Ratifizierung der Protokolle "Umwelt", "Bodenschutz" und "Tourismus"

Strassburg, 13. Juni 2006 (ÖVP-PD) "Ich freue mich, dass heute, Dienstag, mein Bericht über die Ratifikation von drei Protokollen zur Alpenkonvention über Energie, Bodenschutz und Tourismus mit hoher Mehrheit angenommen wurde. Der Alpenraum ist Lebensraum von rund 13 Millionen Menschen, ein wachsender Wirtschaftsraum, ein nachgefragtes touristisches Freizeitgebiet - und nicht zuletzt, infolge der Lage inmitten Europas, ein wichtiger Transitraum für Güter und Menschen. Die Alpenkonvention ist das Vertragswerk, das unseren Alpenraum nachhaltig entwickelt und fördert", zeigte sich der Umweltsprecher der ÖVP-Delegation im Europäischen Parlament Dr. Richard Seeber sehr zufrieden mit der breiten Zustimmung. ****

"Mit der Ratifikation der drei Protokolle Energie, Bodenschutz und Tourismus wird ein weiterer wichtiger Schritt hin zu einer stärkeren Verankerung dieses umfassenden Vertragswerks zum Schutz der Alpen im Rechtsbestand der EU gesetzt. Es ist zwar bedauerlich, dass sich Italien bislang auch unter der neuen Regierung noch nicht zu einer Ratifikation des Verkehrsprotokolls bereit finden konnte, ich bin aber zuversichtlich, dass auch diese Hürde bald genommen werden kann", so Seeber weiter.

"Die ständig wachsende Beanspruchung durch den Menschen gefährdet den Alpenraum und seine ökologischen Funktionen in zunehmendem Maße. Die daraus resultierenden Schäden lassen sich zumeist nicht oder nur mit hohem Aufwand, mit beträchtlichen Kosten und in der Regel nur über lange Zeiträume wieder beheben.

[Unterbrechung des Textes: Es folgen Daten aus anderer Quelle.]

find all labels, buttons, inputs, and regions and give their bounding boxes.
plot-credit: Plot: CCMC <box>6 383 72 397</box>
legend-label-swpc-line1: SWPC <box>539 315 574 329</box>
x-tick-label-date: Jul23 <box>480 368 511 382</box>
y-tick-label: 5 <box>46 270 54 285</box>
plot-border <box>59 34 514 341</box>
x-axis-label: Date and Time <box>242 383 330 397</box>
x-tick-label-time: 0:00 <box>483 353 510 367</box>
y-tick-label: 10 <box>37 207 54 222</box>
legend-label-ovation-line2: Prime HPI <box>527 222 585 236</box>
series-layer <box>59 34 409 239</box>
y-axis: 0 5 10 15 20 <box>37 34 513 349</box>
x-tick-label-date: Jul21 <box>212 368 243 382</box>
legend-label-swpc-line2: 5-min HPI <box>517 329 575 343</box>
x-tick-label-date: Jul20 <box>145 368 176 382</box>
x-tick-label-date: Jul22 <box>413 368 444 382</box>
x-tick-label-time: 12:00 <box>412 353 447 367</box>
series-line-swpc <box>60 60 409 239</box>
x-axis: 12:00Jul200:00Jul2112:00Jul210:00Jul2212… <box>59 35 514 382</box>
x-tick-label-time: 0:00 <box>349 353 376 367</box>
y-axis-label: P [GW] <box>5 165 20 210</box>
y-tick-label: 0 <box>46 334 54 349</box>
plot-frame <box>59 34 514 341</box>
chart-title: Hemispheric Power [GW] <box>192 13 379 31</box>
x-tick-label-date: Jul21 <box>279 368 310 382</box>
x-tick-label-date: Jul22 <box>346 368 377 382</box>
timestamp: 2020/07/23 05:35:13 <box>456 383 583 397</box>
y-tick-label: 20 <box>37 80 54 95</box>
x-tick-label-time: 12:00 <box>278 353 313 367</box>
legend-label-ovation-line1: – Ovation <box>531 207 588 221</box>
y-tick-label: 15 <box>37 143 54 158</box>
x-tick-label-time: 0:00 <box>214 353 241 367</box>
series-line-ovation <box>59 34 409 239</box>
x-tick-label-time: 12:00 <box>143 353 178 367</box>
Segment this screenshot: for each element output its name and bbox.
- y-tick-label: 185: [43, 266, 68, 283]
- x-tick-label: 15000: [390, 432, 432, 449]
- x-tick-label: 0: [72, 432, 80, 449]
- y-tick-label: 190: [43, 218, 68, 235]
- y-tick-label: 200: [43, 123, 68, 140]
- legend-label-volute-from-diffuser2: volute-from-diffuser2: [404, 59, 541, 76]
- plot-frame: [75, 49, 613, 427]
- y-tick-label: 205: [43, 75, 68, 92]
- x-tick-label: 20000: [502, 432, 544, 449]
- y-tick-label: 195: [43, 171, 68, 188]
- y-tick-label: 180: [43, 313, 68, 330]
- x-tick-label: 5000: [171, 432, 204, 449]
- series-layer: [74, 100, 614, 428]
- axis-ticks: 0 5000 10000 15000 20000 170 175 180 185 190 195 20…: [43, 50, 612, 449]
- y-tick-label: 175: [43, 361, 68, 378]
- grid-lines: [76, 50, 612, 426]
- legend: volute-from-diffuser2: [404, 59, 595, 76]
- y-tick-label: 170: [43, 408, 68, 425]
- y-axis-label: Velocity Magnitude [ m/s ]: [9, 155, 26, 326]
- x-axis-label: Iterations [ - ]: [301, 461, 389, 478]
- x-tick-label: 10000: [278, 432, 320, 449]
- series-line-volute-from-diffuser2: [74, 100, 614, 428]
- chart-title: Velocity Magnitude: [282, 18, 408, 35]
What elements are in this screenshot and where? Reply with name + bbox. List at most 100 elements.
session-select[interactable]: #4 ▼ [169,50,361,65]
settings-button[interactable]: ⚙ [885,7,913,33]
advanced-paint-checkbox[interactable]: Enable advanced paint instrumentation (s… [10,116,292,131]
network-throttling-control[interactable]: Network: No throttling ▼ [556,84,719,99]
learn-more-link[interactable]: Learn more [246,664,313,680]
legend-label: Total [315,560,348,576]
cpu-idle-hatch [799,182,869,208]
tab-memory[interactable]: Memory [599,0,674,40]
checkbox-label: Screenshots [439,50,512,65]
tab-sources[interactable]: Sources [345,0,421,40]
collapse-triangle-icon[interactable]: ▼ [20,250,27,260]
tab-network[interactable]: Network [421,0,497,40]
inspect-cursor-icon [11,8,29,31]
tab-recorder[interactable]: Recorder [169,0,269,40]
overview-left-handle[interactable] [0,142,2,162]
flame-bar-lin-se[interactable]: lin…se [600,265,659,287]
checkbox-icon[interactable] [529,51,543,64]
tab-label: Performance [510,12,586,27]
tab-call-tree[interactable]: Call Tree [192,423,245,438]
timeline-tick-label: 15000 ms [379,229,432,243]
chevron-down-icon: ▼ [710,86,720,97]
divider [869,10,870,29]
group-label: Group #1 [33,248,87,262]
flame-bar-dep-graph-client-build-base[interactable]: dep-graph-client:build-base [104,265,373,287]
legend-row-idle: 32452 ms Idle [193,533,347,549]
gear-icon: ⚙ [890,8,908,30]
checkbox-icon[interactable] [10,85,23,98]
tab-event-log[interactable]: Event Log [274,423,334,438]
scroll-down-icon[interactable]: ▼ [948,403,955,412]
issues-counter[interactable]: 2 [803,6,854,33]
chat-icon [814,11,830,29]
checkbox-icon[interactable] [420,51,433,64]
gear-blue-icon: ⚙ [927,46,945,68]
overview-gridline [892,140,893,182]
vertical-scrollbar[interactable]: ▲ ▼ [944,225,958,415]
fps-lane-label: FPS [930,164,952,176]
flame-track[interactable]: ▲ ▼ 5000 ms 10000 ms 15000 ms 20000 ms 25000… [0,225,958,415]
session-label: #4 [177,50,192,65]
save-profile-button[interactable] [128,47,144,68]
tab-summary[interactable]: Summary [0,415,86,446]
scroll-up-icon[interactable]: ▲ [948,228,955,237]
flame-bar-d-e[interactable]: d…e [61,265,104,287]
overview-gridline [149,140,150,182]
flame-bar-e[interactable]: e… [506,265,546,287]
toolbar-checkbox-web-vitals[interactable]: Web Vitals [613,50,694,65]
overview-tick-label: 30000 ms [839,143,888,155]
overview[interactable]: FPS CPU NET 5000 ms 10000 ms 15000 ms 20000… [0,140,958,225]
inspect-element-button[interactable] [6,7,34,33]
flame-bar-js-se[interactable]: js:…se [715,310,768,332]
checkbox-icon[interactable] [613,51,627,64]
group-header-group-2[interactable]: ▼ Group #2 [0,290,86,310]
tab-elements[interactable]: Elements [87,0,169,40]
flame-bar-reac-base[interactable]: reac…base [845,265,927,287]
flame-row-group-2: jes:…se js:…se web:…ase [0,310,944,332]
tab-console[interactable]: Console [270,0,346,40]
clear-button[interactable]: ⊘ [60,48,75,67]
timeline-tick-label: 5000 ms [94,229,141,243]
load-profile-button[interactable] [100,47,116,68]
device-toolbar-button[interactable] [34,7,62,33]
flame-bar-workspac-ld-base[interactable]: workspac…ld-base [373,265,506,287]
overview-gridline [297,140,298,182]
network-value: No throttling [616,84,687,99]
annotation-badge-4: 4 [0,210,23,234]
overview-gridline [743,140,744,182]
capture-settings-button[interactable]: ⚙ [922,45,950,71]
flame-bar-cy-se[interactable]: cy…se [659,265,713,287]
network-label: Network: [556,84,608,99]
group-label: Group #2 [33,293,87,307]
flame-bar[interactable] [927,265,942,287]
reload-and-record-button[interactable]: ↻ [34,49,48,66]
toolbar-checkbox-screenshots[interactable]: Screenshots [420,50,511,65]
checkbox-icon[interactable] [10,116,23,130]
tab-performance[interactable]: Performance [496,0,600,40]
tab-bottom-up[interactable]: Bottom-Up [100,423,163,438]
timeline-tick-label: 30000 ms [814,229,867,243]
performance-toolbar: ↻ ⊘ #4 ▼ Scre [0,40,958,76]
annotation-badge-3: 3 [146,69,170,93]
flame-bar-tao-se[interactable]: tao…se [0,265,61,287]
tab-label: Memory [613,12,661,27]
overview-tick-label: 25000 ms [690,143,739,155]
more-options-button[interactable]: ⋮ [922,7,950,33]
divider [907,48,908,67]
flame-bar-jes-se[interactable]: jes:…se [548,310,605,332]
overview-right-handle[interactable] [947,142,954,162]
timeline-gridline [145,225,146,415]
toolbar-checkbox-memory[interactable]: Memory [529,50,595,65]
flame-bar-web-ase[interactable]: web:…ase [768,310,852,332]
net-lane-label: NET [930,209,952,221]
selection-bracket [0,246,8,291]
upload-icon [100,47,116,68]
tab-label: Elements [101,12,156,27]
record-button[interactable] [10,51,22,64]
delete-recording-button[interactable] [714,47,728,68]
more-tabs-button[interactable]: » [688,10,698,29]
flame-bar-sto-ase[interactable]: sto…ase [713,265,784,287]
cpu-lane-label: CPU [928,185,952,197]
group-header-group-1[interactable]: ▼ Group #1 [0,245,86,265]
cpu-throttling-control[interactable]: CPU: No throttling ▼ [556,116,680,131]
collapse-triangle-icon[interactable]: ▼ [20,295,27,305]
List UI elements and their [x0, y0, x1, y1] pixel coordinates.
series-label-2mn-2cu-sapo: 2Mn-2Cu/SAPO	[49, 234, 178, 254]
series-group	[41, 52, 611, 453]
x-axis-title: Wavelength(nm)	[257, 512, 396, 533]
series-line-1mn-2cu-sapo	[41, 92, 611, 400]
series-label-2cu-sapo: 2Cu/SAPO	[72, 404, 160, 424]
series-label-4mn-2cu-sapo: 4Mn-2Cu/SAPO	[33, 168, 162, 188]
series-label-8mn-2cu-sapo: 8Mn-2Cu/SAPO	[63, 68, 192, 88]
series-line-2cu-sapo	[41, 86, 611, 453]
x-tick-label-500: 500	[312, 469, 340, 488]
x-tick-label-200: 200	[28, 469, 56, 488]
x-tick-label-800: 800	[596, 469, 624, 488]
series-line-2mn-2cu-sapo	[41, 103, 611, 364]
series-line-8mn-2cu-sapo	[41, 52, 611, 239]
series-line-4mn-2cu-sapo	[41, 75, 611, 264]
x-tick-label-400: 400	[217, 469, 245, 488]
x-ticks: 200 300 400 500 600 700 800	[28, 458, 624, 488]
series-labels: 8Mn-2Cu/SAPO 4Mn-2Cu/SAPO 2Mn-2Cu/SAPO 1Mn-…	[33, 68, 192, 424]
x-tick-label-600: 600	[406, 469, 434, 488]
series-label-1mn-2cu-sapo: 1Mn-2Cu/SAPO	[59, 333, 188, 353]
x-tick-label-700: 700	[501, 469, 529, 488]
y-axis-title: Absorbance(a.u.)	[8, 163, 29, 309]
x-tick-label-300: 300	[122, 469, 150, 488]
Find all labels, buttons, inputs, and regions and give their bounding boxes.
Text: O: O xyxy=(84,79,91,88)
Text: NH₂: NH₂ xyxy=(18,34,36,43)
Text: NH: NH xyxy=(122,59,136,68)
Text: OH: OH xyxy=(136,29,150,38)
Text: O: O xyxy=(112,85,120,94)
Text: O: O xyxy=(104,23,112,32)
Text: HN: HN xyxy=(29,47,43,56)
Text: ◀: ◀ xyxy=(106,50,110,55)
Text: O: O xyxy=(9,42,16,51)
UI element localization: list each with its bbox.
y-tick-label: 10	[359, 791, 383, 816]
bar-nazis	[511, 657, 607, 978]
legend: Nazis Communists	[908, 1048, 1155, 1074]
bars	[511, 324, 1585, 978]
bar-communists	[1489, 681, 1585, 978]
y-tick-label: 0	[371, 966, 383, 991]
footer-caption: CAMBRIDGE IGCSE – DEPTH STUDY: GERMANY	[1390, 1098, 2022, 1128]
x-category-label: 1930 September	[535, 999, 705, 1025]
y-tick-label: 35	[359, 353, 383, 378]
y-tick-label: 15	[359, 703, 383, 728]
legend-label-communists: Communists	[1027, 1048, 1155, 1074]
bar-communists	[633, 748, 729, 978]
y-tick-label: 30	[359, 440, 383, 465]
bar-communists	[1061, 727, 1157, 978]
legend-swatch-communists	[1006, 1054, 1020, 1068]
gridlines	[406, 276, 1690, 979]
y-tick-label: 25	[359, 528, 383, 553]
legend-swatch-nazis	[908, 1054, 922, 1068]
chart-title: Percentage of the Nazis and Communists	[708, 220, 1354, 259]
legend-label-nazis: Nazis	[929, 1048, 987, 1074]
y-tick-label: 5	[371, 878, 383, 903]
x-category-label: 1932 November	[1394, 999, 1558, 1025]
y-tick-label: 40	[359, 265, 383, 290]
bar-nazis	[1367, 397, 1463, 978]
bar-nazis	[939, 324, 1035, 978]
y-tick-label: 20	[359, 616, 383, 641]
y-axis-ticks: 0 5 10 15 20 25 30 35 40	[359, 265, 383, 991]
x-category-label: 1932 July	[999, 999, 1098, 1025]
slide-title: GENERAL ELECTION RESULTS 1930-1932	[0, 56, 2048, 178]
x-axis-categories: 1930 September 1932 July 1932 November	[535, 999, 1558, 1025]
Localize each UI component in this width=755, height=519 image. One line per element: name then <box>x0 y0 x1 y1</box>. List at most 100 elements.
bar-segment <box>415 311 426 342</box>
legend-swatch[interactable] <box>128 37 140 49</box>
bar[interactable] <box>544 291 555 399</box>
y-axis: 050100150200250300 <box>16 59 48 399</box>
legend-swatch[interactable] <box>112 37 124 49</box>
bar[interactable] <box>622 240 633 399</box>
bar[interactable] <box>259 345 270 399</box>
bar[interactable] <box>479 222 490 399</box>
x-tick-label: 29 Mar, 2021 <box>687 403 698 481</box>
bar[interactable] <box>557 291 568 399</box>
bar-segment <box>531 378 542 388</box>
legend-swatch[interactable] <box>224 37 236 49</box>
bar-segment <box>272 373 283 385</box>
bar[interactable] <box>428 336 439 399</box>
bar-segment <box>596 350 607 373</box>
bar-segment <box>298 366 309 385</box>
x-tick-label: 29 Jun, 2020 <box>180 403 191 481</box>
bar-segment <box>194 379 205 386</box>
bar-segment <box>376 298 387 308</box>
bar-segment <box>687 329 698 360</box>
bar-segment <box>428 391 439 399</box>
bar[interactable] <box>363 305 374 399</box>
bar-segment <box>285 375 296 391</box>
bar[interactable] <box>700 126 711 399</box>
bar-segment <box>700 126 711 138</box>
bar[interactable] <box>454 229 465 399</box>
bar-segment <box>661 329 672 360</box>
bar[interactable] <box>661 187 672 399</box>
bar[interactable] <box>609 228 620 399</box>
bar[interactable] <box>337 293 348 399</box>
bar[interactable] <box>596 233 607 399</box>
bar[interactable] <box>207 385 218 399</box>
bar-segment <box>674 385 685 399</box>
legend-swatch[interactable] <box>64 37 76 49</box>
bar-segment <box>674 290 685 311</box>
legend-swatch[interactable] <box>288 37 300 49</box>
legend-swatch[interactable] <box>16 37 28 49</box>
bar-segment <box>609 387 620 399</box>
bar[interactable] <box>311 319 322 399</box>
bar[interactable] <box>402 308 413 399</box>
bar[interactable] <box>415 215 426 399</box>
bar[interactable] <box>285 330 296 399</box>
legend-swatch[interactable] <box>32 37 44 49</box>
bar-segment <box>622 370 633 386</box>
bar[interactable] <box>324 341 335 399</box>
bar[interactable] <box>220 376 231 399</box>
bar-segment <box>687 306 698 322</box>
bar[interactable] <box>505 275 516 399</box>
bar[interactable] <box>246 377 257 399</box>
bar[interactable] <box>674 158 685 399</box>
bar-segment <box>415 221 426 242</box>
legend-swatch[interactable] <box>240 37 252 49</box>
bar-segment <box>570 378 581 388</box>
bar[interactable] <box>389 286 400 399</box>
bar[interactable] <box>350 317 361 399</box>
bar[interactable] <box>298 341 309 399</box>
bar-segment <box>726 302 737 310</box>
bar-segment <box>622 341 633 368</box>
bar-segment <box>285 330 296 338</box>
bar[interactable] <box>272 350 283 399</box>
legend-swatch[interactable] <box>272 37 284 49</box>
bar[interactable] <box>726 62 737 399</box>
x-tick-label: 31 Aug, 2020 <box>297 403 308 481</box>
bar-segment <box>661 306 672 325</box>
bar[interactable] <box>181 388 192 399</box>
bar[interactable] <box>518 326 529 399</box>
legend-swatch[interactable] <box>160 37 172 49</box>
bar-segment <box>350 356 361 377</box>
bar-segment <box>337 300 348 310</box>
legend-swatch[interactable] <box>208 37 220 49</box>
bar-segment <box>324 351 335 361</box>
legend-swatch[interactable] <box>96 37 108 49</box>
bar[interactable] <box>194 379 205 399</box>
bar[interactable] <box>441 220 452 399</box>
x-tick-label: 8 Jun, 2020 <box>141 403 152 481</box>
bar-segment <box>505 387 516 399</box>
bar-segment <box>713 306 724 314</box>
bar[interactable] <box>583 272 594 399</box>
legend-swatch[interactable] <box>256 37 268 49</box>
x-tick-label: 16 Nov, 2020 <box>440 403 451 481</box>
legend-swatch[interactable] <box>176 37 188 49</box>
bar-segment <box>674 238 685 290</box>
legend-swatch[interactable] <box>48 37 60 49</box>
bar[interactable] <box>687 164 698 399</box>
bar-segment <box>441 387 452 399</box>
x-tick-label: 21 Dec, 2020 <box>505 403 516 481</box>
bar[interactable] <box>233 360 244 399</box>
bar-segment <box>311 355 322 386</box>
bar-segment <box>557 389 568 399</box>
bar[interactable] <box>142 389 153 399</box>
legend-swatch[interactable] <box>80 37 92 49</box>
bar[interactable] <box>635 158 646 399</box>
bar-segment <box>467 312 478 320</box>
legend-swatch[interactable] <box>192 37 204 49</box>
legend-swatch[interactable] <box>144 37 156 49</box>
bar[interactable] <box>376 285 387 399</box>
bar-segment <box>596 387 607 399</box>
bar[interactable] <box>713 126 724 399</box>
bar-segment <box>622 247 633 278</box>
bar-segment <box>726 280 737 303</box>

Wir müssen daher die wirtschaftlichen Interessen mit den ökologischen Erfordernissen in Einklang bringen. Die drei Protokolle zur Alpenkonvention können dabei wirksam helfen, denn entgegen manchmal geäußerten Befürchtungen ist die Alpenkonvention beileibe kein zahnloser Papiertiger: Bei richtiger Anwendung und entsprechender Umsetzung kann die Alpenkonventionen einen entscheidenden Beitrag zum Schutz und zur Weiterentwicklung der alpinen Regionen leisten", sagte Seeber abschließend.